Though there is no dearth of laws in the country, what many believe are also lacking are diligent prosecution and the political will to move against the powerful and influential people who contravene the law.

 While in most developed countries, the high and mighty are prosecuted and appropriately convicted and sentenced to prison, the same cannot be said of Nigeria where the rich and famous frequently compromise the law enforcement officers and the judiciary to evade arrest, prosecution and conviction.

Though Ekweremadu and his wife were denied bail in the UK, influential people like them who commit more heinous crimes in Nigeria, including murder, manslaughter and those who stole public funds, or commit other financial crimes are granted bail and allowed to walk the streets freely when they are supposed to be behind bars.

 Many Nigerians are aware that it was in order to enhance the justice sector delivery system to impact the quality of justice and avoid delays in the adjudicatory process in the country that the Administration of Criminal Justice Act was signed into law in 2015.

But eight years after, there has not been any improvement in the country’s criminal justice system, especially when the rich is involved.

 While the poor languish in prison without trial for minor offences, the rich who commit grievous crimes were either given a slap on the wrist or granted bail to enjoy their freedom.

It is only Nigeria that the court will put the rich behind bars, and a superior court will grant him bail or acquit him totally.

This is why many feel that if Ekweremadu’s case had taken place in the country, the case would have remained in court indefinitely, without any conviction of the accused persons.

This calls to question the faulty administration of criminal justice system in Nigeria by dubious law enforcement officers, corrupt senior lawyers and compromised judges.

Human rights lawyer and Senior Advocate of Nigeria (SAN), Femi Falana had since identified this flaw, when he raised the alarm that Nigeria operates a double criminal justice system – one for the rich and one for the poor.

 In a paper titled: ‘The Danger of Unequal Criminal Justice System in Nigeria,’ which he presented recently  at the Law Week of the Epe Branch of the Nigerian Bar Association (NBA), Lagos, Falana argued that apart from two former governors namely, Messrs Joshua Dariye of Plateau State and Jolly Nyame of Taraba State, the list of persons convicted for corruption was made of lowly placed individuals in the society, adding that owing to abuse of court process, rich defendants have continued to frustrate their prosecution with the connivance of some senior lawyers.

According to Falana, “By virtue of section 17 (2) (a) of the Constitution of Nigeria 1999 (as amended), every citizen shall have equality of rights, obligations and opportunities before the law.

“But in practice, the rich and poor defendants are not treated equally by Nigerian courts.

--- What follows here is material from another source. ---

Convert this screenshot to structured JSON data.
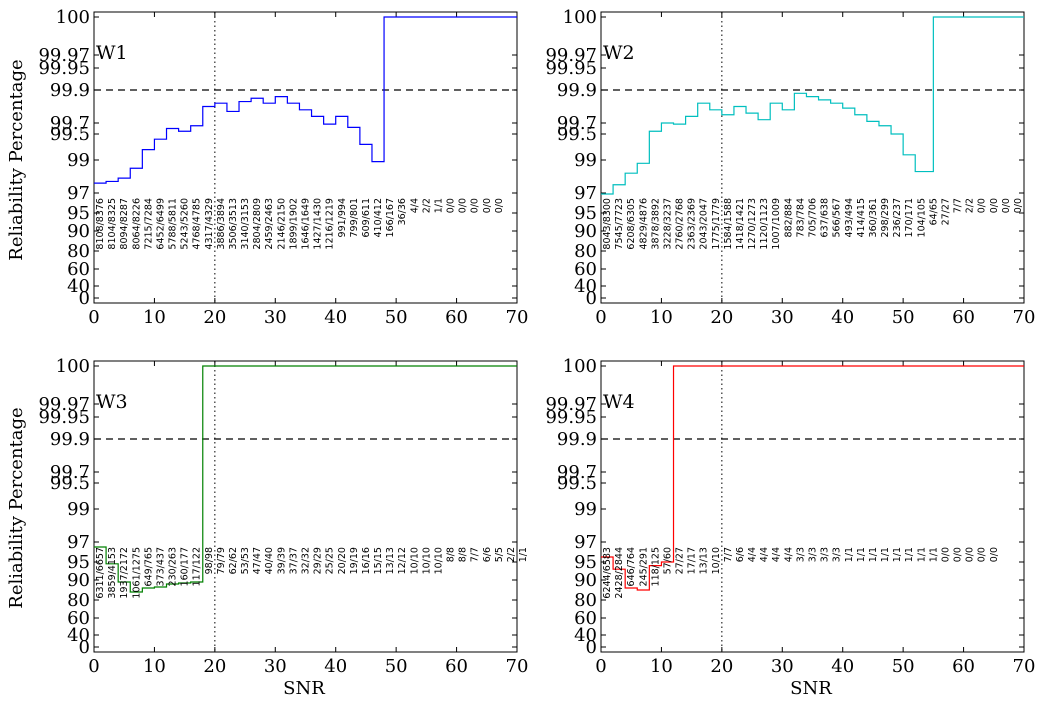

Apart from the fact that rich litigants have the means to hire the services of the best lawyers in any area of the law, the courts are manned by judges who are not neutral in the class struggle being waged daily by the Nigerian people.”

The world will continue to mock the Nigerian judiciary and their compromised judgments until judges start delivering, fair, just and transparent judgments speedily and treat all Nigerians equally, irrespective of class.